La signature du contrat d’objectifs entre l’ASBH (la SASP Béziers Rugby) et la Ville, qui mentionne entre autres le versement d’une subvention de 800 000 € au club, n’a pas manqué de faire grincer des dents du côté de l’opposition, lors du conseil municipal de mardi 21 avril.
« La logique m’échappe un peu »
À commencer par Laurent Galy (Rassembler Béziers), qui s’est en particulier étonné de voir la municipalité continuer à verser une aide d’un tel montant à l’ASBH, qui fait « partie du top 3 » en France des clubs les plus aidés financièrement par des subventions municipales. Parlant de « punition pour le portefeuille des Biterrois », il a relevé que « l’ASBH coûte la même somme à la Ville que lorsqu’elle en était propriétaire. La logique m’échappe un peu. »
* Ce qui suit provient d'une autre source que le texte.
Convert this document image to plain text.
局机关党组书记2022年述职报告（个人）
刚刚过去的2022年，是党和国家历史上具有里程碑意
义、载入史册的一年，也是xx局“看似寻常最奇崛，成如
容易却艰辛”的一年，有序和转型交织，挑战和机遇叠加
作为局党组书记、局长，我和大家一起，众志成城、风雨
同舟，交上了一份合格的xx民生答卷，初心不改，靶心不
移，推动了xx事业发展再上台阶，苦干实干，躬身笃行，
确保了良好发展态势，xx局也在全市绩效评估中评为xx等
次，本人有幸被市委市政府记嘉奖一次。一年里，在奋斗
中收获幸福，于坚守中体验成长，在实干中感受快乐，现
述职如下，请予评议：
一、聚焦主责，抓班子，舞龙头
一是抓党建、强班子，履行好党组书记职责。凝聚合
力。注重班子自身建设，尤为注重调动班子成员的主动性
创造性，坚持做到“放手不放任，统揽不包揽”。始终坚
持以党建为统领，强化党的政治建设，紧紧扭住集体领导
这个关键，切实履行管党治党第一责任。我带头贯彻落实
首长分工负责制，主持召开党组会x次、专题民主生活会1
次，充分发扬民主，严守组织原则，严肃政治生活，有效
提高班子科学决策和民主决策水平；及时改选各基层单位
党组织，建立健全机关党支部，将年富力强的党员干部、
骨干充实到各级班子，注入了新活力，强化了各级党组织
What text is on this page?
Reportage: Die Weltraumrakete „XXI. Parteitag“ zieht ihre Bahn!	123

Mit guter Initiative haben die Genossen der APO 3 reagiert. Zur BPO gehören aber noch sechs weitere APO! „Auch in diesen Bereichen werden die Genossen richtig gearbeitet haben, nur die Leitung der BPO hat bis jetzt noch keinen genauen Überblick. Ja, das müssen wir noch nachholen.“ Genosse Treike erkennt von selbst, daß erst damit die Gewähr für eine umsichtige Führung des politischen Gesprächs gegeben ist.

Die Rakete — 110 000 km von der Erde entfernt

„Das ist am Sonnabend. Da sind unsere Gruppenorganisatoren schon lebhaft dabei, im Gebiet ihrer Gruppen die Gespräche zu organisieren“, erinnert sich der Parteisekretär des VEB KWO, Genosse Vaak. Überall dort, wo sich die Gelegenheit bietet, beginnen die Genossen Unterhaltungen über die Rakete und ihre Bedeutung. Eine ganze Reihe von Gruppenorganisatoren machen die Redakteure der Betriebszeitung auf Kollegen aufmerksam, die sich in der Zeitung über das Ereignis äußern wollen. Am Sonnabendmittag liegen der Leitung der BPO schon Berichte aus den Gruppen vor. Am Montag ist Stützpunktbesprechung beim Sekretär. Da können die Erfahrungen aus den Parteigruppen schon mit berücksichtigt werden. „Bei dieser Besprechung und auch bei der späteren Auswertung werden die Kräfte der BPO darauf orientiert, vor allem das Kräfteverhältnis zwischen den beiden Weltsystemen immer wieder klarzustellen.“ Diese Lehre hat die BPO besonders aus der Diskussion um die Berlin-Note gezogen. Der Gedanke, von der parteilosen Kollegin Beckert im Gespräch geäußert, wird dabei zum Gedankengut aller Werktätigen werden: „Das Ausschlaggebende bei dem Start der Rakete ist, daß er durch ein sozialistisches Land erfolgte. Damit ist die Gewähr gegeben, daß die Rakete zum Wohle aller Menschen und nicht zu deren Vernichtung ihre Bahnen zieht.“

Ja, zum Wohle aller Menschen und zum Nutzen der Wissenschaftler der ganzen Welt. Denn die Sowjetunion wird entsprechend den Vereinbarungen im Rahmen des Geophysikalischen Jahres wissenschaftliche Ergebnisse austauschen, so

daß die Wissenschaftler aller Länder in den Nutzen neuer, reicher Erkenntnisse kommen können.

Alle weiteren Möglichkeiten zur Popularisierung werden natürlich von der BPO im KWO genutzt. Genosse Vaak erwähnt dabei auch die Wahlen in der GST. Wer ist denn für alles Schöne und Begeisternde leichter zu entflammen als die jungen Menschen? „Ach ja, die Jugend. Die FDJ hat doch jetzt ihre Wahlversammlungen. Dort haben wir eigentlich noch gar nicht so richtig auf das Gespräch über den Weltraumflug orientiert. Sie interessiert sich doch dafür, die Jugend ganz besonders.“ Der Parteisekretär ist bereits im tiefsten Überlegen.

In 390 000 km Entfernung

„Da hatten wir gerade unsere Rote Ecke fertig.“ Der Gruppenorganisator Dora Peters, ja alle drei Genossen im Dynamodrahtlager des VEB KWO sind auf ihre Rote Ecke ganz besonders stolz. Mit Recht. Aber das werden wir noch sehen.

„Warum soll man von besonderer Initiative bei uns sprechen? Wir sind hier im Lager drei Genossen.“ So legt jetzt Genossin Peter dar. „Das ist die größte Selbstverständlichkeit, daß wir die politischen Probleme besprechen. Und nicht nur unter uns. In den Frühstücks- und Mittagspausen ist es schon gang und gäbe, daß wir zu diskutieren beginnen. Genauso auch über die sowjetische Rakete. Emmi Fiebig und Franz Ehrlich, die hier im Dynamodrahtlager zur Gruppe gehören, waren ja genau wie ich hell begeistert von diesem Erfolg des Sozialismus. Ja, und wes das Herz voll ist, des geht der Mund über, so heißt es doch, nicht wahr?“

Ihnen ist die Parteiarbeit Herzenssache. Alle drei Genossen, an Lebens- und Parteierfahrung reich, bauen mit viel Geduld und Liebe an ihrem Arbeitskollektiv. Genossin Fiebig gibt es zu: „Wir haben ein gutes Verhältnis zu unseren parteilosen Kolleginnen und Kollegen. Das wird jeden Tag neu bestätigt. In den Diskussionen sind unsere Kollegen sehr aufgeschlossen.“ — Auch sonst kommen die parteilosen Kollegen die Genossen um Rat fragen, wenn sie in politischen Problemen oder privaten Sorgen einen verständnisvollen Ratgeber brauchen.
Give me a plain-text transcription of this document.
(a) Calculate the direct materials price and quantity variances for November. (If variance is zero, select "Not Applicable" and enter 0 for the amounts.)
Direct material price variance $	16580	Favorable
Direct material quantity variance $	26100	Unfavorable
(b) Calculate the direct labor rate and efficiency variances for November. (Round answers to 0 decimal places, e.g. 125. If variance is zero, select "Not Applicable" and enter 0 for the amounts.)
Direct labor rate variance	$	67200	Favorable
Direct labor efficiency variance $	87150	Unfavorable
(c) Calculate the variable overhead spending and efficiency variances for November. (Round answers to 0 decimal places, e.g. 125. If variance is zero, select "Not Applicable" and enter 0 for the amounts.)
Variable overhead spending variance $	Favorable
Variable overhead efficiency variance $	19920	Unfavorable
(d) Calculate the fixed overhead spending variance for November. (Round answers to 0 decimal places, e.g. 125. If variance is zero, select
Robert Ménard a expliqué que le versement de cette subvention se fait dans la continuité : « Aujourd’hui, il n’y a pas un club qui vit de ses recettes, ça n’existe pas, a-t-il répondu. Nous avions pris cet engagement vis-à-vis des repreneurs et nous respectons notre parole. » L’édile a d’ailleurs rappelé que la Ville ne soutient pas seulement l’ASBH à hauteur de plusieurs centaines de milliers d’euros, mais aussi le Béziers Volley, soulignant que l’aide au club de rugby (les 800 000 €) représente « 16 % de son budget. Pour les Angels, c’est 42 %. On donne exactement au Béziers Volley 713 000 €. »
« L’avenir du club reste incertain »
Laurent Galy a aussi mis en doute la bonne gestion du club par les repreneurs, le fonds d’investissement irlandais Strangford Capital, estimant que « cette subvention publique semble acter la fragilité financière des repreneurs. L’avenir (du club) reste plus qu’incertain, tant sur le plan financier que sportif ». Et Thierry Antoine (Le Printemps de Béziers) d’enfoncer le clou, faisant état de rumeurs « persistantes sur la solidité financière réelle » du club.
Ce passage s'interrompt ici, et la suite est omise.